Correlation Between Aozora Bank and Aegean Airlines
Can any of the company-specific risk be diversified away by investing in both Aozora Bank and Aegean Airlines at the same time? Although using a correlation coefficient on its own may not help to predict future stock returns, this module helps to understand the diversifiable risk of combining Aozora Bank and Aegean Airlines into the same portfolio, which is an essential part of the fundamental portfolio management process.
By analyzing existing cross correlation between Aozora Bank and Aegean Airlines SA, you can compare the effects of market volatilities on Aozora Bank and Aegean Airlines and check how they will diversify away market risk if combined in the same portfolio for a given time horizon.

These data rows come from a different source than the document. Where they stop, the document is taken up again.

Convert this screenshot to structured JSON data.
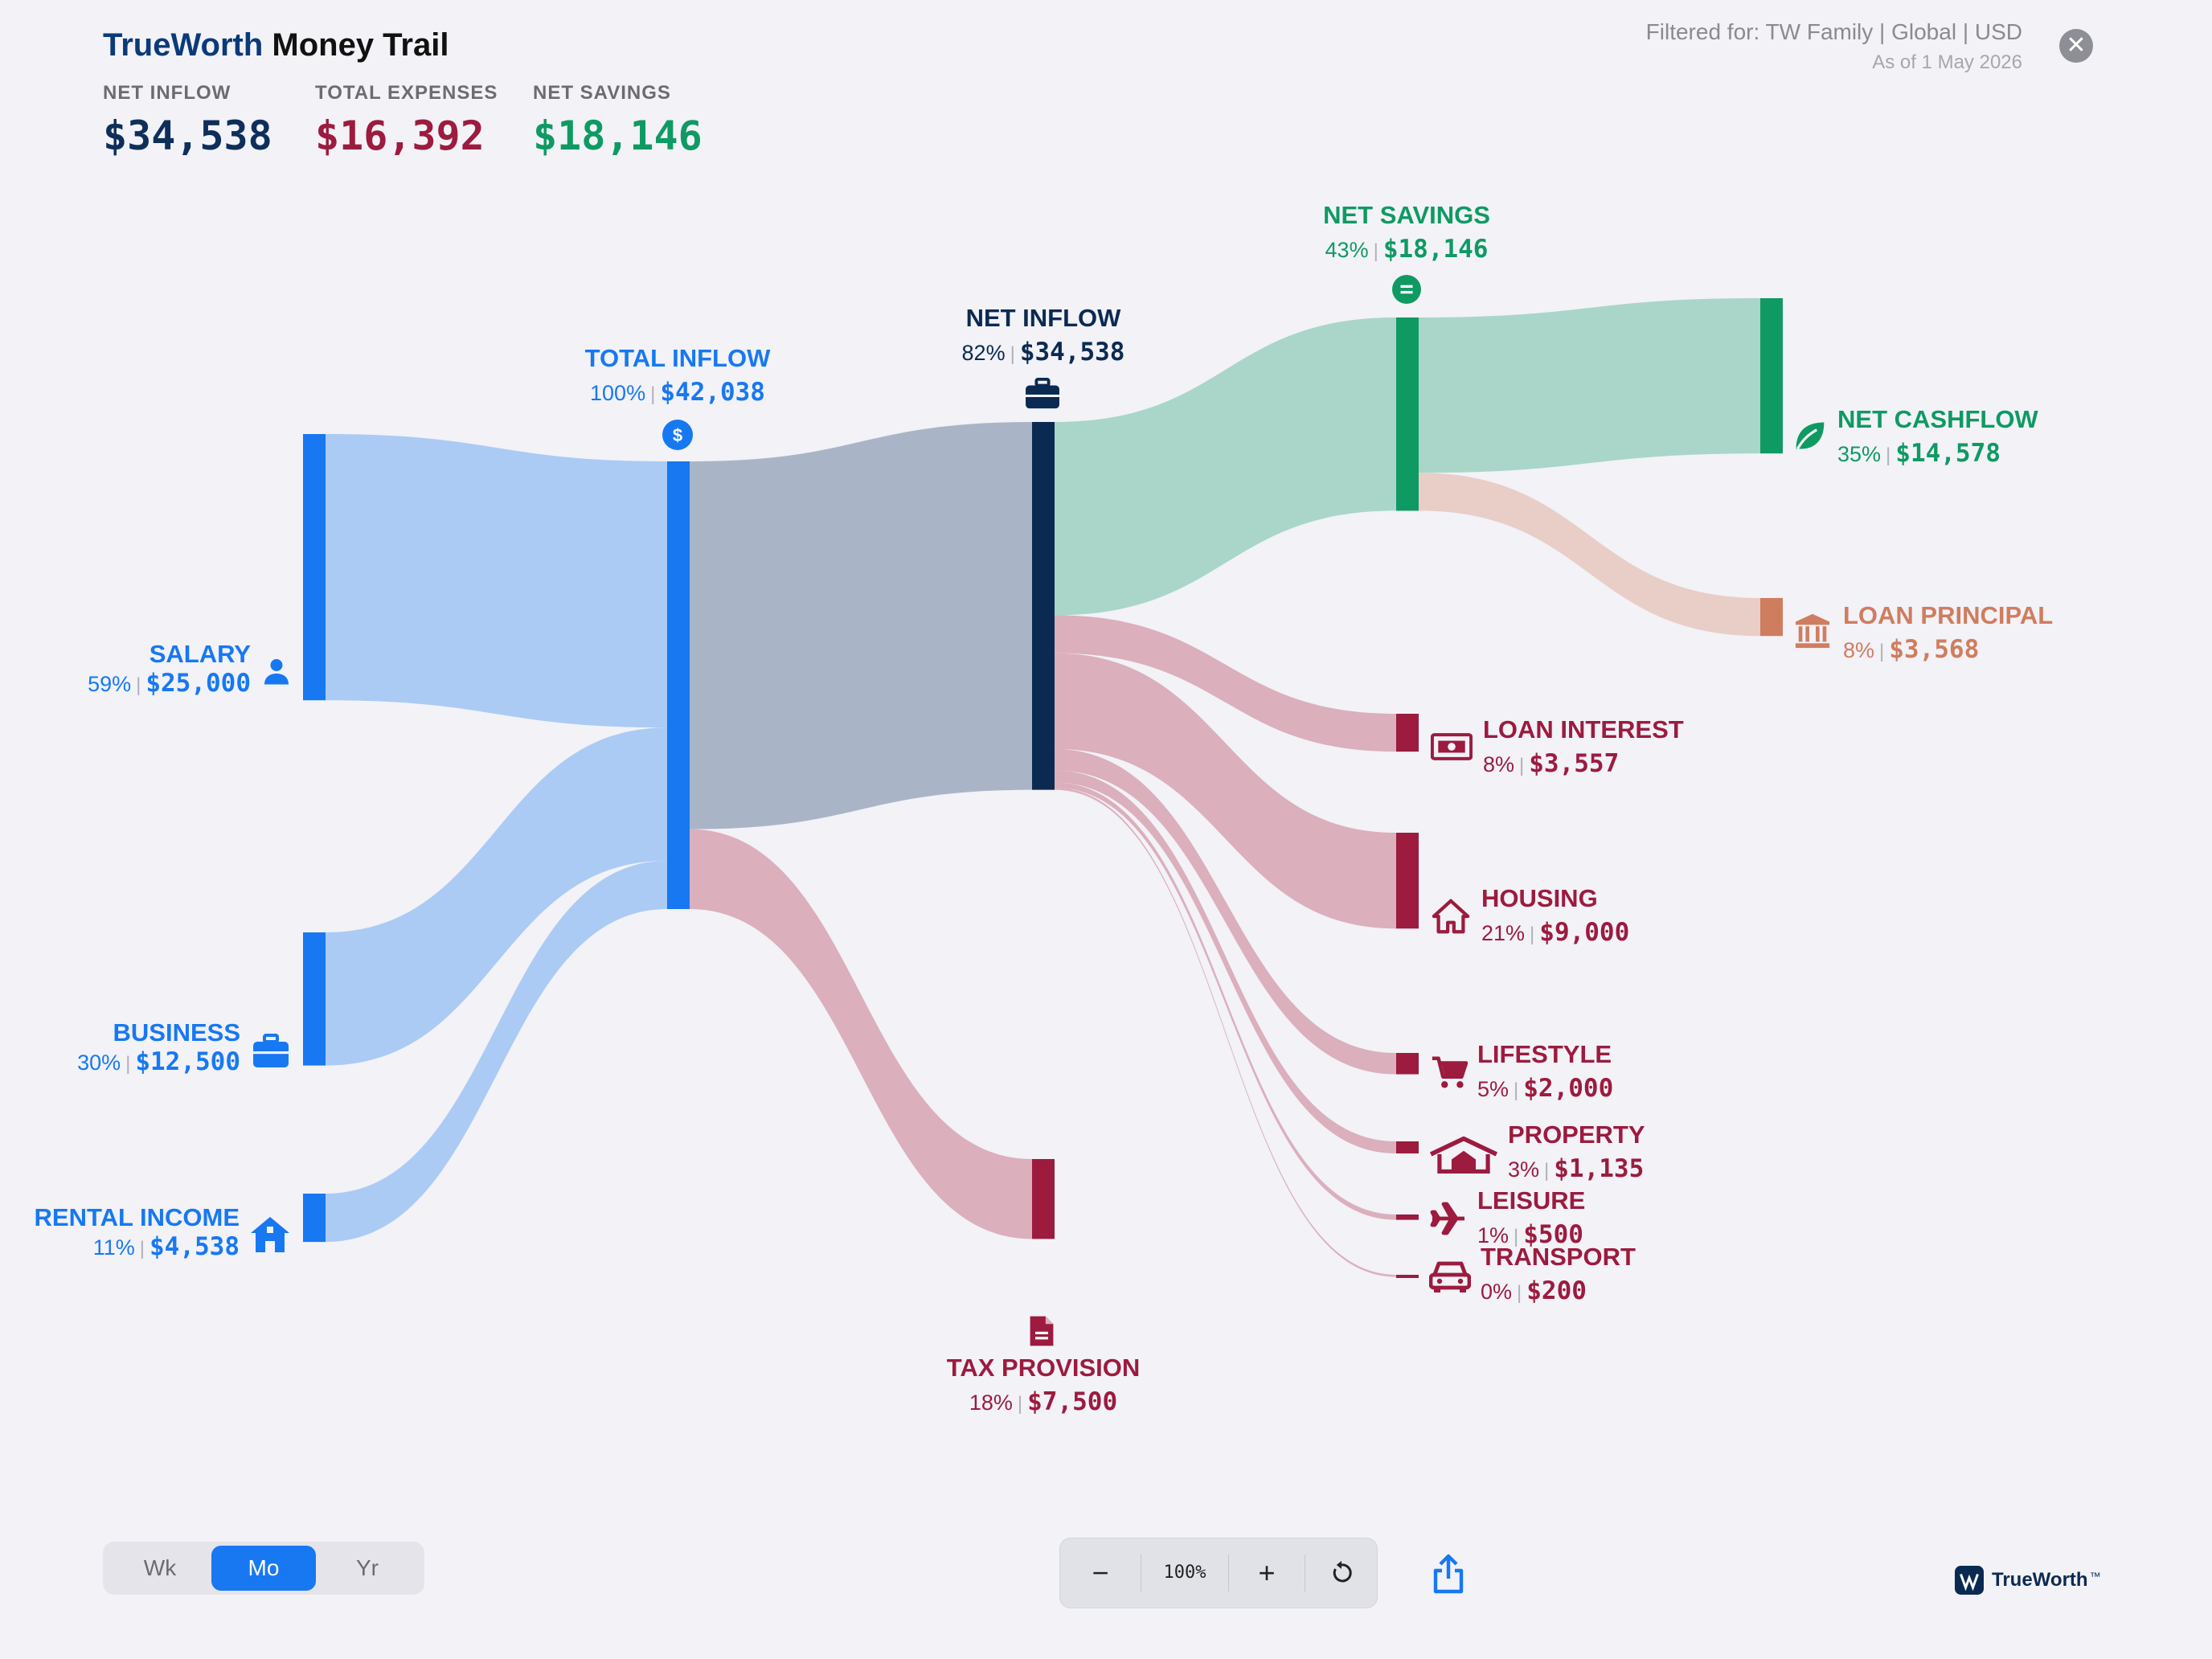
{
  "header": {
    "brand_true": "TrueWorth",
    "brand_rest": " Money Trail",
    "filter_text": "Filtered for: TW Family | Global | USD",
    "as_of": "As of 1 May 2026",
    "close_icon": "close-icon"
  },
  "kpis": [
    {
      "label": "NET INFLOW",
      "value": "$34,538",
      "color": "#0e2f5a"
    },
    {
      "label": "TOTAL EXPENSES",
      "value": "$16,392",
      "color": "#9c1b3e"
    },
    {
      "label": "NET SAVINGS",
      "value": "$18,146",
      "color": "#0f9a63"
    }
  ],
  "colors": {
    "income": "#1778f2",
    "income_flow": "#abcbf5",
    "net_inflow": "#0b2a52",
    "net_flow": "#a9b5c7",
    "savings": "#0f9a63",
    "savings_flow": "#a9d6c8",
    "loan_principal": "#cf7d5f",
    "loan_principal_flow": "#e8cec7",
    "expense": "#9c1b3e",
    "expense_flow": "#dbafbc"
  },
  "nodes": {
    "salary": {
      "name": "SALARY",
      "pct": "59%",
      "amount": "$25,000",
      "icon": "person-icon"
    },
    "business": {
      "name": "BUSINESS",
      "pct": "30%",
      "amount": "$12,500",
      "icon": "briefcase-icon"
    },
    "rental": {
      "name": "RENTAL INCOME",
      "pct": "11%",
      "amount": "$4,538",
      "icon": "house-icon"
    },
    "total_inflow": {
      "name": "TOTAL INFLOW",
      "pct": "100%",
      "amount": "$42,038",
      "icon": "dollar-icon"
    },
    "net_inflow": {
      "name": "NET INFLOW",
      "pct": "82%",
      "amount": "$34,538",
      "icon": "briefcase-icon"
    },
    "tax": {
      "name": "TAX PROVISION",
      "pct": "18%",
      "amount": "$7,500",
      "icon": "document-icon"
    },
    "net_savings": {
      "name": "NET SAVINGS",
      "pct": "43%",
      "amount": "$18,146",
      "icon": "equals-icon"
    },
    "net_cashflow": {
      "name": "NET CASHFLOW",
      "pct": "35%",
      "amount": "$14,578",
      "icon": "leaf-icon"
    },
    "loan_principal": {
      "name": "LOAN PRINCIPAL",
      "pct": "8%",
      "amount": "$3,568",
      "icon": "bank-icon"
    },
    "loan_interest": {
      "name": "LOAN INTEREST",
      "pct": "8%",
      "amount": "$3,557",
      "icon": "banknote-icon"
    },
    "housing": {
      "name": "HOUSING",
      "pct": "21%",
      "amount": "$9,000",
      "icon": "home-icon"
    },
    "lifestyle": {
      "name": "LIFESTYLE",
      "pct": "5%",
      "amount": "$2,000",
      "icon": "cart-icon"
    },
    "property": {
      "name": "PROPERTY",
      "pct": "3%",
      "amount": "$1,135",
      "icon": "property-icon"
    },
    "leisure": {
      "name": "LEISURE",
      "pct": "1%",
      "amount": "$500",
      "icon": "airplane-icon"
    },
    "transport": {
      "name": "TRANSPORT",
      "pct": "0%",
      "amount": "$200",
      "icon": "car-icon"
    }
  },
  "flows": [
    {
      "from": "SALARY",
      "to": "TOTAL INFLOW",
      "value": 25000
    },
    {
      "from": "BUSINESS",
      "to": "TOTAL INFLOW",
      "value": 12500
    },
    {
      "from": "RENTAL INCOME",
      "to": "TOTAL INFLOW",
      "value": 4538
    },
    {
      "from": "TOTAL INFLOW",
      "to": "NET INFLOW",
      "value": 34538
    },
    {
      "from": "TOTAL INFLOW",
      "to": "TAX PROVISION",
      "value": 7500
    },
    {
      "from": "NET INFLOW",
      "to": "NET SAVINGS",
      "value": 18146
    },
    {
      "from": "NET INFLOW",
      "to": "LOAN INTEREST",
      "value": 3557
    },
    {
      "from": "NET INFLOW",
      "to": "HOUSING",
      "value": 9000
    },
    {
      "from": "NET INFLOW",
      "to": "LIFESTYLE",
      "value": 2000
    },
    {
      "from": "NET INFLOW",
      "to": "PROPERTY",
      "value": 1135
    },
    {
      "from": "NET INFLOW",
      "to": "LEISURE",
      "value": 500
    },
    {
      "from": "NET INFLOW",
      "to": "TRANSPORT",
      "value": 200
    },
    {
      "from": "NET SAVINGS",
      "to": "NET CASHFLOW",
      "value": 14578
    },
    {
      "from": "NET SAVINGS",
      "to": "LOAN PRINCIPAL",
      "value": 3568
    }
  ],
  "period": {
    "options": [
      "Wk",
      "Mo",
      "Yr"
    ],
    "selected": "Mo"
  },
  "zoom": {
    "minus": "−",
    "level": "100%",
    "plus": "+",
    "reset_icon": "reset-icon"
  },
  "share_icon": "share-icon",
  "footer_logo": {
    "text": "TrueWorth",
    "tm": "™",
    "icon": "trueworth-logo-icon"
  }
}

You can also utilize pair trading strategies of matching a long position in Aozora Bank with a short position of Aegean Airlines. Check out your portfolio center. Please also check ongoing floating volatility patterns of Aozora Bank and Aegean Airlines.

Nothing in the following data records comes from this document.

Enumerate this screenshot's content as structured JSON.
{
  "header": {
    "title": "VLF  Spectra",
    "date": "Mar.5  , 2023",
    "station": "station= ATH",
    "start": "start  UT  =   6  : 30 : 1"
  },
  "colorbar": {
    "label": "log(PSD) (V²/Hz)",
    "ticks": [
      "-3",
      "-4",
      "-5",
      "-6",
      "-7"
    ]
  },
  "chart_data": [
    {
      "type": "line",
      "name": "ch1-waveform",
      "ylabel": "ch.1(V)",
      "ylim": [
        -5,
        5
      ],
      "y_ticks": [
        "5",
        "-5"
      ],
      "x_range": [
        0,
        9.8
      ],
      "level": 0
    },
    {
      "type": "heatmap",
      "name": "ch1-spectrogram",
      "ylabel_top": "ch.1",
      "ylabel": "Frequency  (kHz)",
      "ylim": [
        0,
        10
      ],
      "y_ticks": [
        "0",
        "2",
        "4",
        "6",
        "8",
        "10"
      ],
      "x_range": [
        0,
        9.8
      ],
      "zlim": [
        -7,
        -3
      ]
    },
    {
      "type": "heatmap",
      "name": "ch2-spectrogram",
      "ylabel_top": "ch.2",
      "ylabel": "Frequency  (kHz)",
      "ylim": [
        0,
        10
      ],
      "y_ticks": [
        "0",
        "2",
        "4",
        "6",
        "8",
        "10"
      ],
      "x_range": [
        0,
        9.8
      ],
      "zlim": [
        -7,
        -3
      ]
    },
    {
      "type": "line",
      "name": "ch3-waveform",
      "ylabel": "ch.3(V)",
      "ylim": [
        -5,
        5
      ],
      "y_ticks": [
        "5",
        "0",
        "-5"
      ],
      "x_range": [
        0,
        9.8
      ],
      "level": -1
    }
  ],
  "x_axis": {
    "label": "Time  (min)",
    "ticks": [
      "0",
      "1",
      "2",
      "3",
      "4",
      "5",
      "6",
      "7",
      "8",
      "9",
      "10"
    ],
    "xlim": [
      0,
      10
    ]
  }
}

Diversification Opportunities for Aozora Bank and Aegean Airlines
0.61 | Correlation Coefficient |
Poor diversification
The 3 months correlation between Aozora and Aegean is 0.61. Overlapping area represents the amount of risk that can be diversified away by holding Aozora Bank and Aegean Airlines SA in the same portfolio, assuming nothing else is changed. The correlation between historical prices or returns on Aegean Airlines SA and Aozora Bank is a relative statistical measure of the degree to which these equity instruments tend to move together. The correlation coefficient measures the extent to which returns on Aozora Bank are associated (or correlated) with Aegean Airlines. Values of the correlation coefficient range from -1 to +1, where. The correlation of zero (0) is possible when the price movement of Aegean Airlines SA has no effect on the direction of Aozora Bank i.e., Aozora Bank and Aegean Airlines go up and down completely randomly.
Pair Corralation between Aozora Bank and Aegean Airlines
Assuming the 90 days horizon Aozora Bank is expected to under-perform the Aegean Airlines. In addition to that, Aozora Bank is 1.49 times more volatile than Aegean Airlines SA. It trades about -0.02 of its total potential returns per unit of risk. Aegean Airlines SA is currently generating about -0.02 per unit of volatility. If you would invest 1,081 in Aegean Airlines SA on September 4, 2024 and sell it today you would lose (131.00) from holding Aegean Airlines SA or give up 12.12% of portfolio value over 90 days.
Time Period | 3 Months [change] |
Direction | Moves Together |
Strength | Significant |
Accuracy | 99.6% |
Values | Daily Returns |
Aozora Bank vs. Aegean Airlines SA
Performance |
Timeline |
Aozora Bank |
Aegean Airlines SA |
Aozora Bank and Aegean Airlines Volatility Contrast
Predicted Return Density |
Returns |
Pair Trading with Aozora Bank and Aegean Airlines
The main advantage of trading using opposite Aozora Bank and Aegean Airlines positions is that it hedges away some unsystematic risk. Because of two separate transactions, even if Aozora Bank position performs unexpectedly, Aegean Airlines can make up some of the losses. Pair trading also minimizes risk from directional movements in the market. For example, if an entire industry or sector drops because of unexpected headlines, the short position in Aegean Airlines will offset losses from the drop in Aegean Airlines' long position.The idea behind Aozora Bank and Aegean Airlines SA pairs trading is to make the combined position market-neutral, meaning the overall market's direction will not affect its win or loss (or potential downside or upside). This can be achieved by designing a pairs trade with two highly correlated stocks or equities that operate in a similar space or sector, making it possible to obtain profits through simple and relatively low-risk investment.Aegean Airlines vs. Delta Air Lines | Aegean Airlines vs. AIR CHINA LTD | Aegean Airlines vs. RYANAIR HLDGS ADR | Aegean Airlines vs. Southwest Airlines Co |
Check out your portfolio center.Note that this page's information should be used as a complementary analysis to find the right mix of equity instruments to add to your existing portfolios or create a brand new portfolio. You can also try the Odds Of Bankruptcy module to get analysis of equity chance of financial distress in the next 2 years.